Assessment of Snow Modeling in the North American Land Data Assimilation System (NLDAS)
Wood, E. F., M. Pan, J. Sheffield, plus NLDAS Coauthors
Princeton University, Dept. Civil and Environmental Eng., Princeton, NJ 08544 United States.
This study assesses the cold season process modeling in the North American Land Data Assimilation System (NLDAS). Simulations from the four land surface models (Noah, MOSAIC, SAC and VIC) in the NLDAS are compared with observational data for a 3-year retrospective period over the USA. Observed snow cover extent data are from the IMS (Interactive Multisensor Snow and Ice Mapping System) and observed snow water equivalent data are from the Natural Resources Conservation Service's SNOTEL network. In general, all models simulate reasonably well the regional scale spatial and seasonal dynamics of snow cover.

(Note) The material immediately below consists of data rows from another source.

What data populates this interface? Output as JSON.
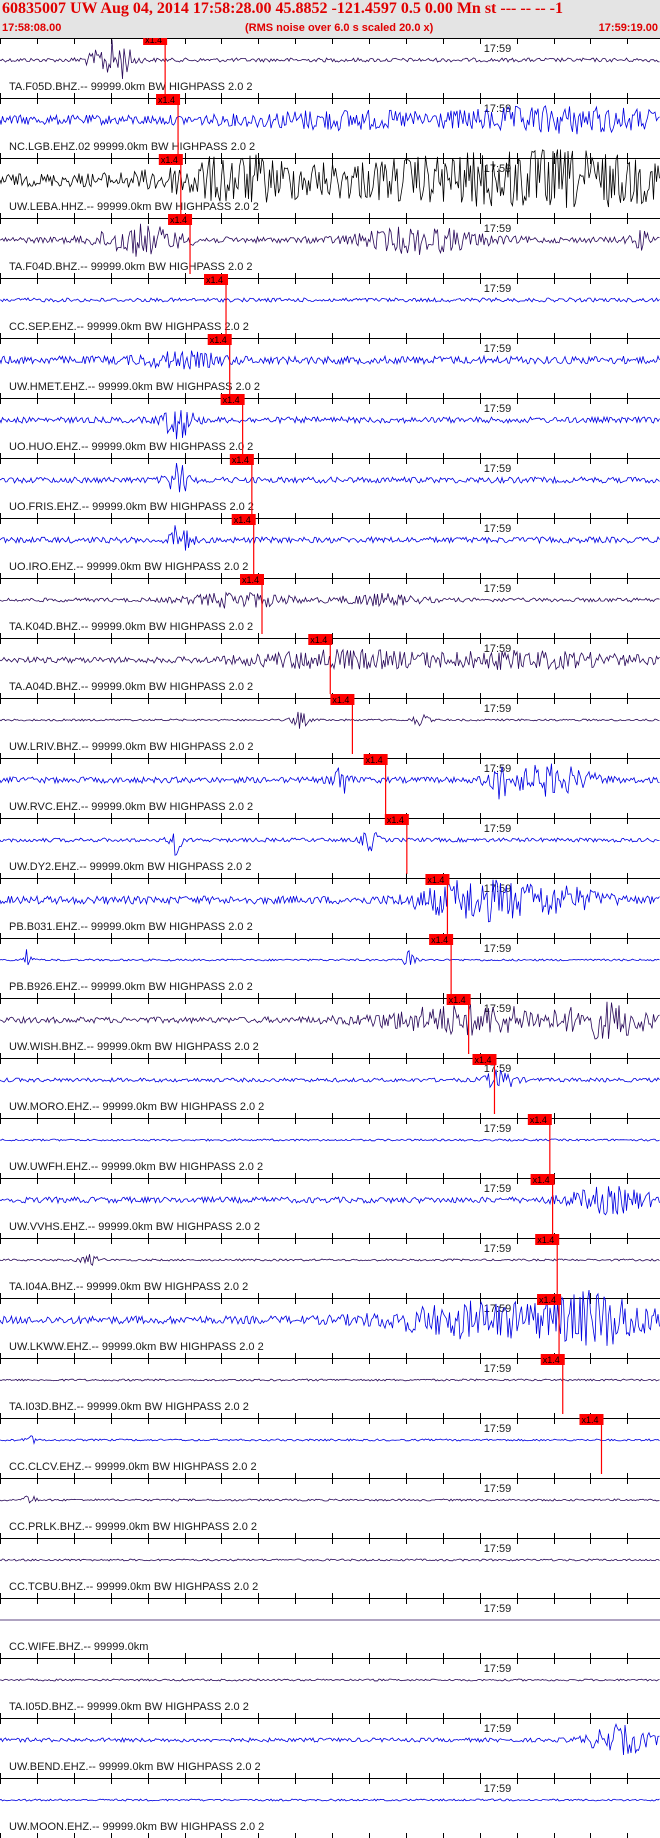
{
  "header": {
    "title": "60835007 UW Aug 04, 2014 17:58:28.00   45.8852 -121.4597  0.5 0.00 Mn st --- -- --  -1",
    "start_time": "17:58:08.00",
    "rms_note": "(RMS noise over 6.0 s scaled 20.0 x)",
    "end_time": "17:59:19.00"
  },
  "colors": {
    "header_text": "#e00000",
    "header_bg": "#e4e4e4",
    "pick": "#ff0000",
    "trace_blue": "#0000e0",
    "trace_dark": "#2a0a5a",
    "trace_black": "#000000"
  },
  "chart_data": {
    "type": "seismogram",
    "x_range": [
      "17:58:08.00",
      "17:59:19.00"
    ],
    "minute_label": "17:59",
    "pick_label": "x1.4",
    "traces": [
      {
        "label": "TA.F05D.BHZ.-- 99999.0km BW  HIGHPASS  2.0  2",
        "pick": 17.9
      },
      {
        "label": "NC.LGB.EHZ.02 99999.0km BW  HIGHPASS  2.0  2",
        "pick": 19.3
      },
      {
        "label": "UW.LEBA.HHZ.-- 99999.0km BW  HIGHPASS  2.0  2",
        "pick": 19.6
      },
      {
        "label": "TA.F04D.BHZ.-- 99999.0km BW  HIGHPASS  2.0  2",
        "pick": 20.6
      },
      {
        "label": "CC.SEP.EHZ.-- 99999.0km BW  HIGHPASS  2.0  2",
        "pick": 24.5
      },
      {
        "label": "UW.HMET.EHZ.-- 99999.0km BW  HIGHPASS  2.0  2",
        "pick": 24.9
      },
      {
        "label": "UO.HUO.EHZ.-- 99999.0km BW  HIGHPASS  2.0  2",
        "pick": 26.3
      },
      {
        "label": "UO.FRIS.EHZ.-- 99999.0km BW  HIGHPASS  2.0  2",
        "pick": 27.3
      },
      {
        "label": "UO.IRO.EHZ.-- 99999.0km BW  HIGHPASS  2.0  2",
        "pick": 27.5
      },
      {
        "label": "TA.K04D.BHZ.-- 99999.0km BW  HIGHPASS  2.0  2",
        "pick": 28.4
      },
      {
        "label": "TA.A04D.BHZ.-- 99999.0km BW  HIGHPASS  2.0  2",
        "pick": 35.8
      },
      {
        "label": "UW.LRIV.BHZ.-- 99999.0km BW  HIGHPASS  2.0  2",
        "pick": 38.2
      },
      {
        "label": "UW.RVC.EHZ.-- 99999.0km BW  HIGHPASS  2.0  2",
        "pick": 41.8
      },
      {
        "label": "UW.DY2.EHZ.-- 99999.0km BW  HIGHPASS  2.0  2",
        "pick": 44.1
      },
      {
        "label": "PB.B031.EHZ.-- 99999.0km BW  HIGHPASS  2.0  2",
        "pick": 48.5
      },
      {
        "label": "PB.B926.EHZ.-- 99999.0km BW  HIGHPASS  2.0  2",
        "pick": 48.9
      },
      {
        "label": "UW.WISH.BHZ.-- 99999.0km BW  HIGHPASS  2.0  2",
        "pick": 50.8
      },
      {
        "label": "UW.MORO.EHZ.-- 99999.0km BW  HIGHPASS  2.0  2",
        "pick": 53.6
      },
      {
        "label": "UW.UWFH.EHZ.-- 99999.0km BW  HIGHPASS  2.0  2",
        "pick": 59.6
      },
      {
        "label": "UW.VVHS.EHZ.-- 99999.0km BW  HIGHPASS  2.0  2",
        "pick": 59.9
      },
      {
        "label": "TA.I04A.BHZ.-- 99999.0km BW  HIGHPASS  2.0  2",
        "pick": 60.4
      },
      {
        "label": "UW.LKWW.EHZ.-- 99999.0km BW  HIGHPASS  2.0  2",
        "pick": 60.6
      },
      {
        "label": "TA.I03D.BHZ.-- 99999.0km BW  HIGHPASS  2.0  2",
        "pick": 61.0
      },
      {
        "label": "CC.CLCV.EHZ.-- 99999.0km BW  HIGHPASS  2.0  2",
        "pick": 65.2
      },
      {
        "label": "CC.PRLK.BHZ.-- 99999.0km BW  HIGHPASS  2.0  2"
      },
      {
        "label": "CC.TCBU.BHZ.-- 99999.0km BW  HIGHPASS  2.0  2"
      },
      {
        "label": "CC.WIFE.BHZ.-- 99999.0km"
      },
      {
        "label": "TA.I05D.BHZ.-- 99999.0km BW  HIGHPASS  2.0  2"
      },
      {
        "label": "UW.BEND.EHZ.-- 99999.0km BW  HIGHPASS  2.0  2"
      },
      {
        "label": "UW.MOON.EHZ.-- 99999.0km BW  HIGHPASS  2.0  2"
      }
    ]
  }
}
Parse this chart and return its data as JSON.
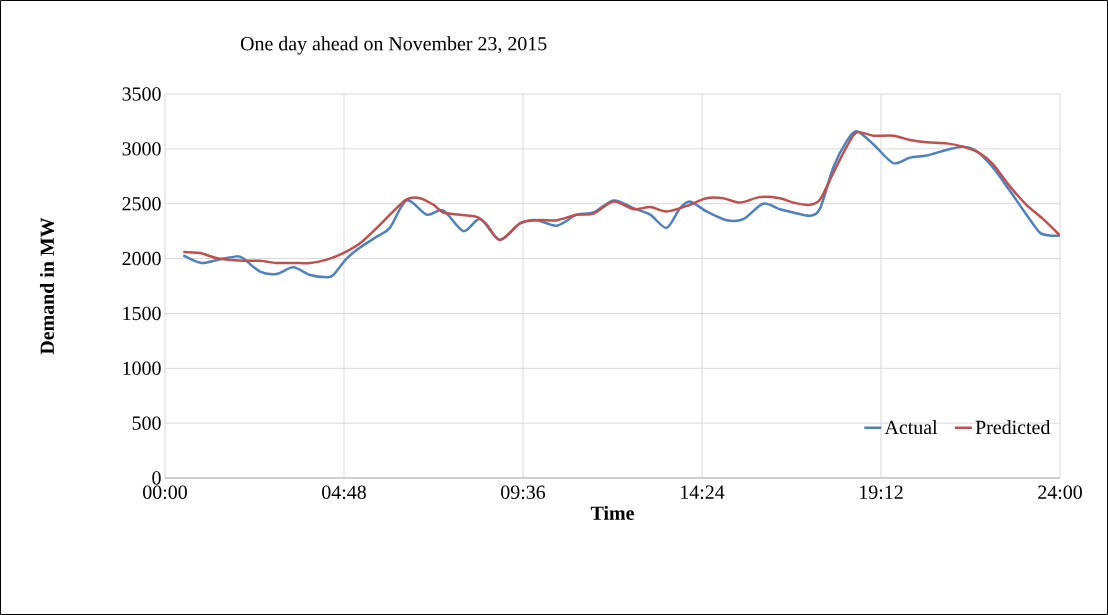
{
  "chart_data": {
    "type": "line",
    "title": "One day ahead on November 23, 2015",
    "xlabel": "Time",
    "ylabel": "Demand in MW",
    "xlim": [
      0,
      24
    ],
    "xticks": [
      {
        "value": 0,
        "label": "00:00"
      },
      {
        "value": 4.8,
        "label": "04:48"
      },
      {
        "value": 9.6,
        "label": "09:36"
      },
      {
        "value": 14.4,
        "label": "14:24"
      },
      {
        "value": 19.2,
        "label": "19:12"
      },
      {
        "value": 24,
        "label": "24:00"
      }
    ],
    "ylim": [
      0,
      3500
    ],
    "yticks": [
      0,
      500,
      1000,
      1500,
      2000,
      2500,
      3000,
      3500
    ],
    "grid": true,
    "legend": "bottom right",
    "marker": "none",
    "line_style": "solid",
    "series": [
      {
        "name": "Actual",
        "color": "#4f81bd",
        "x": [
          0.49,
          0.98,
          1.43,
          1.92,
          2.1,
          2.55,
          2.99,
          3.44,
          3.89,
          4.34,
          4.51,
          4.87,
          5.23,
          5.68,
          6.03,
          6.48,
          7.02,
          7.46,
          8.0,
          8.45,
          8.98,
          9.52,
          9.97,
          10.51,
          11.04,
          11.49,
          12.03,
          12.56,
          13.01,
          13.45,
          13.81,
          14.08,
          14.52,
          15.06,
          15.51,
          16.04,
          16.49,
          16.85,
          17.3,
          17.57,
          17.92,
          18.28,
          18.55,
          19.0,
          19.53,
          19.98,
          20.43,
          20.96,
          21.4,
          21.76,
          22.2,
          22.65,
          23.1,
          23.45,
          23.72,
          24.0
        ],
        "values": [
          2030,
          1960,
          1990,
          2020,
          2000,
          1880,
          1860,
          1920,
          1850,
          1830,
          1850,
          2000,
          2100,
          2200,
          2280,
          2530,
          2400,
          2440,
          2250,
          2360,
          2170,
          2320,
          2350,
          2300,
          2400,
          2420,
          2530,
          2460,
          2400,
          2280,
          2460,
          2520,
          2430,
          2350,
          2360,
          2500,
          2450,
          2420,
          2390,
          2460,
          2830,
          3070,
          3160,
          3040,
          2870,
          2920,
          2940,
          2990,
          3020,
          2980,
          2830,
          2620,
          2400,
          2240,
          2210,
          2210
        ]
      },
      {
        "name": "Predicted",
        "color": "#c0504d",
        "x": [
          0.49,
          0.94,
          1.43,
          2.1,
          2.55,
          2.99,
          3.44,
          3.89,
          4.34,
          4.78,
          5.23,
          5.68,
          6.12,
          6.48,
          6.84,
          7.2,
          7.46,
          7.91,
          8.36,
          8.63,
          8.98,
          9.52,
          9.97,
          10.51,
          11.04,
          11.49,
          12.03,
          12.56,
          13.01,
          13.45,
          13.99,
          14.52,
          14.97,
          15.42,
          15.95,
          16.49,
          16.85,
          17.3,
          17.57,
          17.92,
          18.28,
          18.55,
          19.0,
          19.53,
          19.98,
          20.43,
          20.96,
          21.4,
          21.85,
          22.2,
          22.65,
          23.1,
          23.55,
          24.0
        ],
        "values": [
          2060,
          2050,
          2000,
          1980,
          1980,
          1960,
          1960,
          1960,
          1990,
          2050,
          2140,
          2280,
          2430,
          2540,
          2550,
          2490,
          2420,
          2400,
          2380,
          2310,
          2170,
          2320,
          2350,
          2350,
          2400,
          2410,
          2520,
          2450,
          2470,
          2430,
          2480,
          2550,
          2550,
          2510,
          2560,
          2550,
          2510,
          2490,
          2540,
          2780,
          3020,
          3150,
          3120,
          3120,
          3080,
          3060,
          3050,
          3020,
          2960,
          2860,
          2660,
          2490,
          2360,
          2210
        ]
      }
    ]
  }
}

Systematic biases are seen in the model predictions with certain models consistently under- or over-estimating snow cover extent, although the level of bias is dependent on geographic location and elevation variability. Larger discrepencies are seen over higher elevation regions of the northwest of the United States that may be due, in part, to errors in the meteorological forcings and also at the snow line boundary. Inter-model differences can be explained to some extent by differences in the model representations of sub-grid variability and parametrizations of snow cover extent. Comparisons of simulated snow water equivalent (SWE) are made with SNOTEL data at selected sites in the mountainous regions of the western United States. All models show systematic low bias in the maximum annual simuated SWE that is most notable in the Cascade and Sierra Nevada regions. Comparison of NLDAS precipitation forcing with SNOTEL measurements reveal a large bias in the NLDAS annual precipitation and experiments with the VIC model indicate that most of the bias in SWE can be removed by scaling the precipitation to match the local station SNOTEL record. Furthermore, the NLDAS air temperature is shown to be generally colder in winter months and biased warmer in spring and summer when compared to the SNOTEL record, although the level of bias is regionally dependent. Detailed analysis at a selected station indicate errors in the air temperature forcing may cause the partitioning of precipitation into snowfall and rainfall by the models to be incorrect and thus may explain some of the remaining errors in the simulated SWE.